Visuellement, le lecteur pourrait craindre une forme d’uniformité induite par ce dessin naturaliste et pointilleux. Il en va tout autrement : en auteur complet, EP Jacobs sait composer son récit de manière à défiler des scènes variées, avec des lieux qui changent régulièrement, et son implication sans faille pour chaque case aboutit à une densité d’informations visuelles peu communes. Au fil des pages, le lecteur ressent l’effet de l’inventivité qui reste en arrière-plan. Il retrouve des caractéristiques de l’artiste comme les personnages en ombre chinoise (par exemple Mortimer en page 22), ou des cases consacrées à un haut-parleur ou à un dispositif audio assurant la fonction de présenter un copieux phylactère, par exemple un poste TSF en page 48, une grille de haut-parleur en page 56, un autre haut-parleur en page 60, etc. La densité des textes peut l’emporter sur la dimension visuelle de la narration, par exemple page 26 avec uniquement des bustes de personnages en train de s’exprimer, page 54 avec une proportion écrasante de textes par rapport à la place dévolue aux dessins ou page 56 avec ce phylactère occupant plus de 80% de la case.


En outre, le lecteur relève des trouvailles visuelles tout du long : l’utilisation de différents types de cartes (par Mortimer en page 18) et par Blake en page 54, l’effet de la neige avec des petits blancs venant manger le dessin (page 20), la vue vertigineuse en plongée d’une cage d’escalier (page 45), une case avec uniquement des onomatopées (PAN PAN PAN, en page 46), l’usage régulier des bruitages, la vision en contreplongée des avions de chasse, etc.

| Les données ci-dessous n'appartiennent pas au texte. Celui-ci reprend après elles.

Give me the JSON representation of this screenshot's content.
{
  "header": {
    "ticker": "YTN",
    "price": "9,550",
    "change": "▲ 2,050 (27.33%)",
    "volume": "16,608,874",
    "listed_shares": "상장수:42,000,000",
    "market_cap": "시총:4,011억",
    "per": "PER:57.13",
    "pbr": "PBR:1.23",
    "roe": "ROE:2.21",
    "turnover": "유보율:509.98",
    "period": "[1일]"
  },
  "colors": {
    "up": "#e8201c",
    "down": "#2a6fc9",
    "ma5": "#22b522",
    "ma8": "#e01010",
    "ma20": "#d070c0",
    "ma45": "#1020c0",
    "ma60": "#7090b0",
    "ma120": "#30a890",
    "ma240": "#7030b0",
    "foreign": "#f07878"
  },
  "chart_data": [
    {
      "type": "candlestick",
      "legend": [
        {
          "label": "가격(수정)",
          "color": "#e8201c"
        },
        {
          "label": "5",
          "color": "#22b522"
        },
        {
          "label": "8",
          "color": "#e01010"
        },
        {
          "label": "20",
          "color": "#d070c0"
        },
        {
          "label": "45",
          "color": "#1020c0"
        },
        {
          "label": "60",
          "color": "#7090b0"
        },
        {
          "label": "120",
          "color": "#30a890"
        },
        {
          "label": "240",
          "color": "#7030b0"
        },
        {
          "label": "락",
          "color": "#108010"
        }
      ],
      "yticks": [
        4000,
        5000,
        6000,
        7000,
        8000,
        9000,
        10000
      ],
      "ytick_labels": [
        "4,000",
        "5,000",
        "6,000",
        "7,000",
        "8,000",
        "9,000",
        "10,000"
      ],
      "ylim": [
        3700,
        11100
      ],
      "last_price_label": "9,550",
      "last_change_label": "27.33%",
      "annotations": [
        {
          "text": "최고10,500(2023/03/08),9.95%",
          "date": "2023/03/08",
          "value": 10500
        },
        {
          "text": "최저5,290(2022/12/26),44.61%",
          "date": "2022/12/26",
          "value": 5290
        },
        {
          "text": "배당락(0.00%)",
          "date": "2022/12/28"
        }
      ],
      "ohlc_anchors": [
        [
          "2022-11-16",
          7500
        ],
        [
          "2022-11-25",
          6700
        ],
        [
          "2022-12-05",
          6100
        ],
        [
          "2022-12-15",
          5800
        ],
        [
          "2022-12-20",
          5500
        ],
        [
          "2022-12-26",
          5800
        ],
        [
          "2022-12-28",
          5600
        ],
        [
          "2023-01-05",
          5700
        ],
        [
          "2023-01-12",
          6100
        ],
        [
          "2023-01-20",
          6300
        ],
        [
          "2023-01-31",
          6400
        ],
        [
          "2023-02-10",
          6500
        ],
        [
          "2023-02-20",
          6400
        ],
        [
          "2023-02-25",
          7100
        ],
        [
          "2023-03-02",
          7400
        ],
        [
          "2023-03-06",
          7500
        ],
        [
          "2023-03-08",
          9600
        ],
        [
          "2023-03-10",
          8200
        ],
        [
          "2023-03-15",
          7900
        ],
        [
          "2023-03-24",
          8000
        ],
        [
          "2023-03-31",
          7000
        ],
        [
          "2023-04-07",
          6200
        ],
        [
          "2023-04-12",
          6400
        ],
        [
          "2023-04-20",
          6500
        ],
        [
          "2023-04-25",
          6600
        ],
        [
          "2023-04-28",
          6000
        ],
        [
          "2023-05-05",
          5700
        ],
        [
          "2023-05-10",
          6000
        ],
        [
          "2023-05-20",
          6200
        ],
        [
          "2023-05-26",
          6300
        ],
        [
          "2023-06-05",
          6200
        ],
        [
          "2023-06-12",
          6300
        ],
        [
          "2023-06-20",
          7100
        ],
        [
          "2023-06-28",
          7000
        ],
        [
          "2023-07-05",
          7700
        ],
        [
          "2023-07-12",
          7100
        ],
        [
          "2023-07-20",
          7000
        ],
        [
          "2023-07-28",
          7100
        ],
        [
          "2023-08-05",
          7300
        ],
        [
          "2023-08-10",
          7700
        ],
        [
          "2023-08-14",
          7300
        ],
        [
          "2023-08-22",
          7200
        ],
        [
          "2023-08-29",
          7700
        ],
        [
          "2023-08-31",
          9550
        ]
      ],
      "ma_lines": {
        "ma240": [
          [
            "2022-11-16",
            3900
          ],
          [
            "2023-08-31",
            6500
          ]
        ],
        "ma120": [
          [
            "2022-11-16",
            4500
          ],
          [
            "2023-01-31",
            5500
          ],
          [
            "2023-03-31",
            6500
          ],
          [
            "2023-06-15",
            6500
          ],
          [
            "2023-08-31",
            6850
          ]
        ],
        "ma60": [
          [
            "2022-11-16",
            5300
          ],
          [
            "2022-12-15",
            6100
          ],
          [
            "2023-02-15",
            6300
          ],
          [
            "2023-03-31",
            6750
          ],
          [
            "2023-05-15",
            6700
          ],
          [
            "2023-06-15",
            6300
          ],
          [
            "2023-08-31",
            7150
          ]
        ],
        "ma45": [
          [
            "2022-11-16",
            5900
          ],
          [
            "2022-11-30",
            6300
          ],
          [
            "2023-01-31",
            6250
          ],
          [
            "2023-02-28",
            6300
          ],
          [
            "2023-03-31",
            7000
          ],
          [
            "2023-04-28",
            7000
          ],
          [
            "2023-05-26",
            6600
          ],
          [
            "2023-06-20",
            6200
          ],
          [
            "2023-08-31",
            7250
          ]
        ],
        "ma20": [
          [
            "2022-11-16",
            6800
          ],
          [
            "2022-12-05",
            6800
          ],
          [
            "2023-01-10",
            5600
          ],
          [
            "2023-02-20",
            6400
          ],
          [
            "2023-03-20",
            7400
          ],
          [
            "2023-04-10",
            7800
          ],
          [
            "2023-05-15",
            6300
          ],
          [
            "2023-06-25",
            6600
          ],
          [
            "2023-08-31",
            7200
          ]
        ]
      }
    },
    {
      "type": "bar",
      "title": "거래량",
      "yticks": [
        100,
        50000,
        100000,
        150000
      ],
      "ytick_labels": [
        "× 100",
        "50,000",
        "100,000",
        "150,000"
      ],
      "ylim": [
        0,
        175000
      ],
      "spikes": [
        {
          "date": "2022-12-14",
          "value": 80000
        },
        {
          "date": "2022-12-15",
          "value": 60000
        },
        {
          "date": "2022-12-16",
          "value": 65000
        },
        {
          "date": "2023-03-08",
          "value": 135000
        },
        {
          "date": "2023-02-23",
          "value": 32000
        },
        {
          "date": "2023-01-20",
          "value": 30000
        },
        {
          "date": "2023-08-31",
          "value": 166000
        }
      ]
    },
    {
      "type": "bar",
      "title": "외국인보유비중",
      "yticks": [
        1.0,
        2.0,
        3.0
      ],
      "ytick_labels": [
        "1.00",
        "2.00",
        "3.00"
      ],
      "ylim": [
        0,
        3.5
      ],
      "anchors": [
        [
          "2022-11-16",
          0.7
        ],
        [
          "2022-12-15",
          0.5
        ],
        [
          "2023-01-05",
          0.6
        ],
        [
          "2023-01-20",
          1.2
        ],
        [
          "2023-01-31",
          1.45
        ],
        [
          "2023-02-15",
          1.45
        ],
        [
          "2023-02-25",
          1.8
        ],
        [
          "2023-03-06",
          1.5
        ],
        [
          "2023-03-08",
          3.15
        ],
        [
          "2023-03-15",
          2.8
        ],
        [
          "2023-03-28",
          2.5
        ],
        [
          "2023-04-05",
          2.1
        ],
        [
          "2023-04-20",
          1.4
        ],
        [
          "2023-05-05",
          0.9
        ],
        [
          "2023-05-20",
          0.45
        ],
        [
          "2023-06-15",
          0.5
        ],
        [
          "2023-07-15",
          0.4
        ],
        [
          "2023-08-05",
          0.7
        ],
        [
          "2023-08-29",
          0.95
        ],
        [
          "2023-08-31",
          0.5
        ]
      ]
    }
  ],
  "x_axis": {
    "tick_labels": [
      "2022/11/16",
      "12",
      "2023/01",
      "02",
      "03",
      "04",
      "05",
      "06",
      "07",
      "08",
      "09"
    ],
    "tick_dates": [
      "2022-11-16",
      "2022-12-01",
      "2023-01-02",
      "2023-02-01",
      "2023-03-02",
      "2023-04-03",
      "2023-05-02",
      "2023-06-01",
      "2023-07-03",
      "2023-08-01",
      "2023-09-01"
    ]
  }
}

Parfois, un cadrage vient augmenter un effet narratif, comme la silhouette de Francis Blake dans un rétroviseur, en page 32. Le dessinateur surprend également avec des moments mémorables ou des compositions sophistiquées : un téléphone qui sonne, en écho à au carillon de la pendule qui sonne sur la même page (page 11), l’effroi provoqué par des individus cagoulés en contrejour en page 23, la technologie massives des supercalculateurs en page 51, un anonyme faisant les cornes du diable dans une scène de démence collective en pleine rue en page 56, un gros plan sur un bouton rouge en page 61 pour bien faire comprendre son importance cruciale, la voiture d’Olrik et de ses lieutenants finissant dans l’étang en page 63 en écho à celle d’Ernest finissant dans le même étang en page 8.


Et Tintin dans tout ça ? - D’une certaine manière, cette narration très factuelle, transcrivant la banalité du quotidien dans tout ce qu’elle de spécifique et unique, évoque les aventures de Tintin d’Hergé. EP Jacobs semble les citer explicitement. D’abord avec la manifestation d’un phénomène météorologique : en page 12, alors que Labrousse et Mortimer pénètrent dans la chambre de ce dernier, une violente bourrasque ouvre brutalement la fenêtre, tandis qu’une lumière étrange illumine la pièce. Montant rapidement dans le ciel, une boule de feu, après une fraction de seconde, s’évanouit brusquement… une image miroir de la boule de feu consumant la momie de Rascar Capac chez le professeur Hippolyte Bergamotte, dans Les 7 boules de cristal (1948). Il s’avère que Hergé avait embauché Jacobs pour la mise en couleurs et la création des décors, et que ce dernier avait apporté certaines idées dont celle des boules de cristal. En page 42, Francis Blake s’agrippe aux rainures d’une façade pour aller espionner Monsieur Henri dans son appartement, à l’instar de Tintin longeant la façade de l'hôtel pour passer d'une fenêtre à l'autre comme dans Tintin en Amérique (1932/1946).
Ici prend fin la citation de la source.